Dr. David Schindler is one of Canada’s most influential environmental scientists, one of the worlds’ foremost limnologists, the former director of the Experimental Lakes Area, and an Officer of the Order of Canada.
On the occasion of his retirement, it’s a good time to reflect on all that David Schindler has done to advance our understanding of lakes. As the founding director of the ELA, he did a huge amount of research in a short amount of time, research that has gone on to have a great influence on how we manage our lakes and rivers.
The ELA was established to take on eutrophication problems that were occurring in Lake Erie and other lakes in North America in the 1960s. Laboratory studies at the time pointed to an excess of phosphorus, nitrogen, and carbon as the problem.
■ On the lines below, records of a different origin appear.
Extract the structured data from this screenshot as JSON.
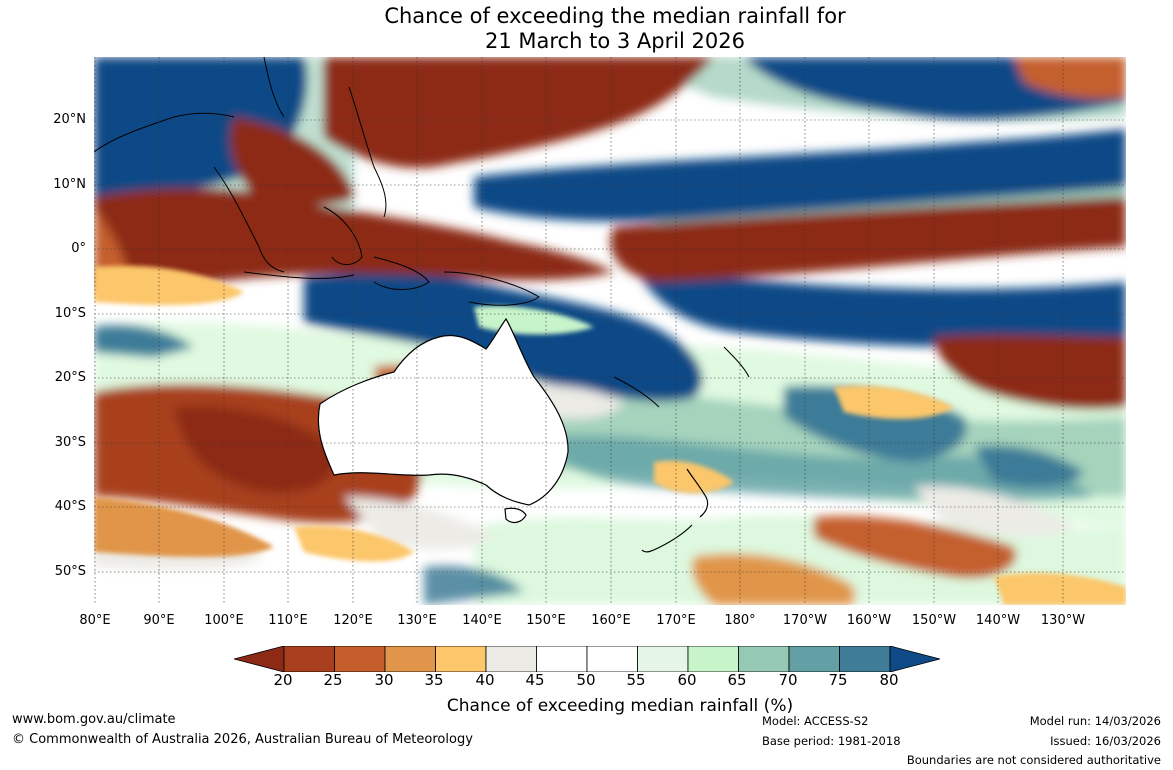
{
  "title": {
    "line1": "Chance of exceeding the median rainfall for",
    "line2": "21 March to 3 April 2026"
  },
  "map": {
    "lat_labels": [
      "20°N",
      "10°N",
      "0°",
      "10°S",
      "20°S",
      "30°S",
      "40°S",
      "50°S"
    ],
    "lon_labels": [
      "80°E",
      "90°E",
      "100°E",
      "110°E",
      "120°E",
      "130°E",
      "140°E",
      "150°E",
      "160°E",
      "170°E",
      "180°",
      "170°W",
      "160°W",
      "150°W",
      "140°W",
      "130°W"
    ]
  },
  "colorbar": {
    "ticks": [
      "20",
      "25",
      "30",
      "35",
      "40",
      "45",
      "50",
      "55",
      "60",
      "65",
      "70",
      "75",
      "80"
    ],
    "label": "Chance of exceeding median rainfall (%)",
    "colors": [
      "#8c2a16",
      "#a8401f",
      "#c45f2d",
      "#e0954a",
      "#fcc66b",
      "#ecebe6",
      "#ffffff",
      "#ffffff",
      "#e6f6e6",
      "#c7f4c9",
      "#96c9b3",
      "#62a0a6",
      "#3e7c98",
      "#0e4a86"
    ]
  },
  "footer": {
    "website": "www.bom.gov.au/climate",
    "copyright": "© Commonwealth of Australia 2026, Australian Bureau of Meteorology",
    "model": "Model: ACCESS-S2",
    "base_period": "Base period: 1981-2018",
    "model_run": "Model run: 14/03/2026",
    "issued": "Issued: 16/03/2026",
    "disclaimer": "Boundaries are not considered authoritative"
  }
}
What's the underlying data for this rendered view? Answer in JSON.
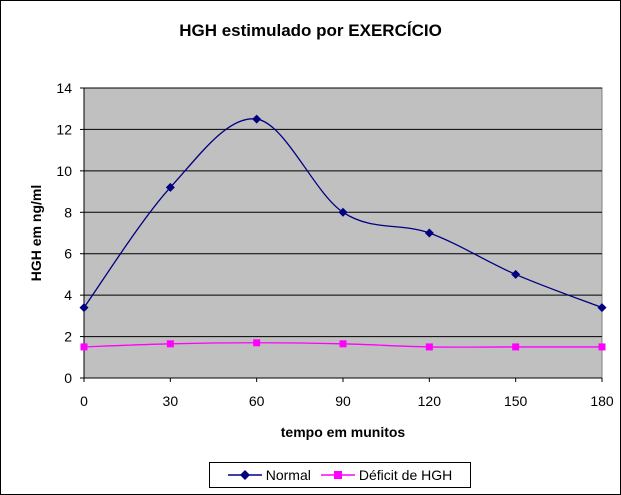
{
  "chart_data": {
    "type": "line",
    "title": "HGH estimulado por EXERCÍCIO",
    "xlabel": "tempo em munitos",
    "ylabel": "HGH em ng/ml",
    "x": [
      0,
      30,
      60,
      90,
      120,
      150,
      180
    ],
    "xlim": [
      0,
      180
    ],
    "ylim": [
      0,
      14
    ],
    "yticks": [
      0,
      2,
      4,
      6,
      8,
      10,
      12,
      14
    ],
    "grid": true,
    "plot_background": "#c0c0c0",
    "legend_position": "bottom",
    "series": [
      {
        "name": "Normal",
        "color": "#000080",
        "marker": "diamond",
        "values": [
          3.4,
          9.2,
          12.5,
          8.0,
          7.0,
          5.0,
          3.4
        ]
      },
      {
        "name": "Déficit de HGH",
        "color": "#ff00ff",
        "marker": "square",
        "values": [
          1.5,
          1.65,
          1.7,
          1.65,
          1.5,
          1.5,
          1.5
        ]
      }
    ]
  }
}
The “natural laboratory” setup of the ELA allowed scientists to isolate the effects of these nutrients on an ecosystem scale. Their studies showed quite dramatically that phosphorus was the key nutrient causing algal blooms and eutrophication, and that the effects could be controlled by restricting the input of phosphorus alone. As a result of this work, we have seen changes in the way we manage waste, a reduction of phosphates in detergents, and limits to development based on phosphorus loads. Schindler then set his sights on acid rain and climate change, doing similarly groundbreaking work.
Not only has Schindler done solid and convincing science at the ELA and elsewhere, he has not been content to leave his work on a shelf, but has taken it to the policy-makers and advocated for change. He believes it is the role of scientists to bring research into the hands of policy-makers, saying that if the work being done has policy implications, it ought to be known, and ministers ought to consider it. As he said in an interview with the environmental historian Stephen Bocking published in Alternatives Journal last fall, “I’d like to see the whole debate become much more open and healthy. I certainly wouldn’t want scientists setting policy—I think it would be a disaster—but I think science should be done and well-considered before policy is made, and it should be a part of the decision.” His work as an environmental advocate has seen him oppose the weakening of the Fisheries Act and push for more responsible monitoring of the downstream effects of the oil sands industry.
Schindler has been the Killam Memorial Chair and Professor of Ecology at the University of Alberta since 1989, and retired in May. To this dedicated advocate for lakes and their stewardship, we say thank you.